Postby Andrew on Wed Nov 19, 2008 10:05 am

Adrian Wojnarowski isn't so forgiving.

Highlights include...this zinger:

And remember: So far, this is a civil case and there’s a good chance that it will never rise to a criminal allegation.

As trades go, he’s been convicted of nothing except Devin Harris for Jason Kidd.


And on the subject of owners' misdeeds:

Yet today, we are back to this: For a league whose black players are judged as harshly as any athletes in any sport, the NBA has been run by owners whose bad behavior and bad judgments are too seldom scolded.

Yet, the NBA doesn’t air-brush Shinn’s past, just Allen Iverson’s tattoos. The league indulges so much time in tsk-tsking bad behavior of its players – real and imagined – that it constantly glosses over the truth of too much of its ownership. In a lot of ways, the NBA is one big, dysfunctional lot.

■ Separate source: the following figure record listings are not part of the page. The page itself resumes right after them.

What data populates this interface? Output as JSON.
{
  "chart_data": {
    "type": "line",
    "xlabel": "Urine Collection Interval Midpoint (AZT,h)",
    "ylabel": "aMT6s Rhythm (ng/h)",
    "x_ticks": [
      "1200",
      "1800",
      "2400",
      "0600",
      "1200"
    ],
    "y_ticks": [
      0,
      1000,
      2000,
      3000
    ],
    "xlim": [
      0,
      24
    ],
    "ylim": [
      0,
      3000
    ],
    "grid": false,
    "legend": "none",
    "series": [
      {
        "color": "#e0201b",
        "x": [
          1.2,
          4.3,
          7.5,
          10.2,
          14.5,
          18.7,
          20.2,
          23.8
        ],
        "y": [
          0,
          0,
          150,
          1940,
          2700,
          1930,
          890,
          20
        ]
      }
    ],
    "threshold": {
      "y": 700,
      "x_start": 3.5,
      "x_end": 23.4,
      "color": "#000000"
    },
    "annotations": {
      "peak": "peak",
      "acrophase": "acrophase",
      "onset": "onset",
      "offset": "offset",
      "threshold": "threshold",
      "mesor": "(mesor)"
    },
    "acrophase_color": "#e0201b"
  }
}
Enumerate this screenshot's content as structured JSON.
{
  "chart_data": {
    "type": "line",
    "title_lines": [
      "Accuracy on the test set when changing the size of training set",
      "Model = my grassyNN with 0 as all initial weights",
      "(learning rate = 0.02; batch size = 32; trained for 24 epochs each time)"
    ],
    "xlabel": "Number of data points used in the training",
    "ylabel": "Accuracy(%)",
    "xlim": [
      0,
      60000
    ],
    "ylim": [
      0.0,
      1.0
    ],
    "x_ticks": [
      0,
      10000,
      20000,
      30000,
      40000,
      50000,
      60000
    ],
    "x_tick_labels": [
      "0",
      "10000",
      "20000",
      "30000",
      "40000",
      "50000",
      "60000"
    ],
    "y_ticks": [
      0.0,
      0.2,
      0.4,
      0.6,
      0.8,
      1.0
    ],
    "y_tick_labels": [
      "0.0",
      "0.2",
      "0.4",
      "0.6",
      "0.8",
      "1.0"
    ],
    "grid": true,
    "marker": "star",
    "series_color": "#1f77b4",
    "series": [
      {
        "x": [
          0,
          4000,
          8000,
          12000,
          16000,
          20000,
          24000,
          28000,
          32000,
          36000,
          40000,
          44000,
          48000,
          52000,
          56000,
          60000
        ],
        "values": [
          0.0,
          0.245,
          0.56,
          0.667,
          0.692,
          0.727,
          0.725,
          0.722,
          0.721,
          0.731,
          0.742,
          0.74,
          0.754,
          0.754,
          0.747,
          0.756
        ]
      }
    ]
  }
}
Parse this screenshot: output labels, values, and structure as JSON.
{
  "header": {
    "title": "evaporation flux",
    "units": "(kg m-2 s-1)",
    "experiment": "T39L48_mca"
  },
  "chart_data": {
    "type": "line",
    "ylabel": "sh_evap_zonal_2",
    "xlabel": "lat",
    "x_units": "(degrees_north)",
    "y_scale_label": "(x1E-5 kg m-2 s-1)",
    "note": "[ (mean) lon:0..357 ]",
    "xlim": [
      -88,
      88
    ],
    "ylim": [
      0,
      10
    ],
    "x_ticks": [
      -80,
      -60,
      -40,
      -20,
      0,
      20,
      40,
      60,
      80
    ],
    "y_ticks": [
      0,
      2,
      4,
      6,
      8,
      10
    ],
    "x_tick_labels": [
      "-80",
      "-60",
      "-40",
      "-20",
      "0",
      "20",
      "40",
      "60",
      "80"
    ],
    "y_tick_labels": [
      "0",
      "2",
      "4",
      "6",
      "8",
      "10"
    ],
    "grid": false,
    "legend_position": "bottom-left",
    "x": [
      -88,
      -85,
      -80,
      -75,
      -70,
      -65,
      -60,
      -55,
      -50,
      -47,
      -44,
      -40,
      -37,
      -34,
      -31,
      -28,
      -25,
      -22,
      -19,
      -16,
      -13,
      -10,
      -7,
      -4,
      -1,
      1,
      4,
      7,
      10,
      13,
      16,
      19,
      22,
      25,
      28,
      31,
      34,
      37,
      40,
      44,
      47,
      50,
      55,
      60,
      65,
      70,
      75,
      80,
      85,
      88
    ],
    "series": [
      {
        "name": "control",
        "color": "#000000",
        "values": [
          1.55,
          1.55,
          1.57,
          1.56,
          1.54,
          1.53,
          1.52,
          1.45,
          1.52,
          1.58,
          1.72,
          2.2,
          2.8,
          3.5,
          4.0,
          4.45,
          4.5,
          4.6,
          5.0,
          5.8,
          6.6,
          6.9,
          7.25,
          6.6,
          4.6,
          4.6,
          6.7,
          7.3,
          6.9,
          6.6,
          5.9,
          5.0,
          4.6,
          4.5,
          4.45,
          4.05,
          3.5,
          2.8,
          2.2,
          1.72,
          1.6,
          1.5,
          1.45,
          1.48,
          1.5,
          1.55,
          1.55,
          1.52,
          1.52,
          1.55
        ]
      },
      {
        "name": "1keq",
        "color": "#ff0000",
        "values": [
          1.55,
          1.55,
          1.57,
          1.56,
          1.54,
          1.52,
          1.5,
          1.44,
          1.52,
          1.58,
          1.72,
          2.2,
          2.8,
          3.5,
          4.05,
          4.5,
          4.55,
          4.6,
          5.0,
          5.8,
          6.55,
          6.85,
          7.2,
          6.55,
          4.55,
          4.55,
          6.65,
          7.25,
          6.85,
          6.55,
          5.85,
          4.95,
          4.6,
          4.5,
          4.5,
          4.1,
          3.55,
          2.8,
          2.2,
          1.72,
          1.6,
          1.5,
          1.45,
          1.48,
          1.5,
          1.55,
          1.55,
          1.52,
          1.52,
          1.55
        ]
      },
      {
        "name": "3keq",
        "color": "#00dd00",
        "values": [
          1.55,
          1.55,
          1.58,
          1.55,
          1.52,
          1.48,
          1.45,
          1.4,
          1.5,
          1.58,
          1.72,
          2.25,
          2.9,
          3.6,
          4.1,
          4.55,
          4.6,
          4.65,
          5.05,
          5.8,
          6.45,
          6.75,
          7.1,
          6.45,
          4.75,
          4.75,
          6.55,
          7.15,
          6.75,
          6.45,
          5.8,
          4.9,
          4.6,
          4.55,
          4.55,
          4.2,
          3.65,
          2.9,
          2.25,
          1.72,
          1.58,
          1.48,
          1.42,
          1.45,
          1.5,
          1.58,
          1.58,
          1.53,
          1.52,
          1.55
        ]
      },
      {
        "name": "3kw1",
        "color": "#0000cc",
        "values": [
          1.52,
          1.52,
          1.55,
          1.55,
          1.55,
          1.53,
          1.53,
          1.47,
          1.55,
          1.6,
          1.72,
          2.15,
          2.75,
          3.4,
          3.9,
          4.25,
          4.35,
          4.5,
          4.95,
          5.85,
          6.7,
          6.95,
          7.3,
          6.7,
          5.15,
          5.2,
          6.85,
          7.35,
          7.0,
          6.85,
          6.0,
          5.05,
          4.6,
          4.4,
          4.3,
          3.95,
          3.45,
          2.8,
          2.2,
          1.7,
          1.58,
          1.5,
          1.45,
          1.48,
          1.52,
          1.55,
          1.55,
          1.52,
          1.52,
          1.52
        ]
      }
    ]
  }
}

It's a similar story to the officiating. A lot of complaints about the officiating may stem from homerism (at least game to game) but it's a troubling issue in the NBA, the way players are scolded and harshly punished with tapes meticulously reviewed so that punishments can be handed out, yet issues with owners and referees are swept under the rug. If an NBA player with some investments was accused of such a thing, I have a feeling the NBA would be scrambling to find a way to punish them for it.

Cuban happens to be one of the owners responsible for so much good, so much change, in the sport. He saved his franchise, the way that Sterling and Shinn and Taylor destroyed their own. Until he beats the government rap, though, Cuban is one more scar for the sport. He’s had a lot of great ideas, a lot of great results.


This is probably worthy of its own topic but since this one might not attract a whole lot of interest if its simply centred on the inside trading allegations I feel it's an interesting tangent: Has Mark Cuban been good for the NBA?

He certainly came in with some fresh ideas and has made great efforts to make his players feel more comfortable with those custom bench seats, the catered meals and various other creature comforts in the locker room and his clashes with Stern and the league on officiating have at times made him the champion of players and fans alike, the maverick owner (yes, I couldn't help myself) taking on the big, bad NBA. But then there's the tantrums, running onto the court to stare daggers at David Stern in the Finals, trying to get writers fired when they pen a negative article about him, clashes with coaches and Mavericks players expressing the sentiment that he can be a distraction.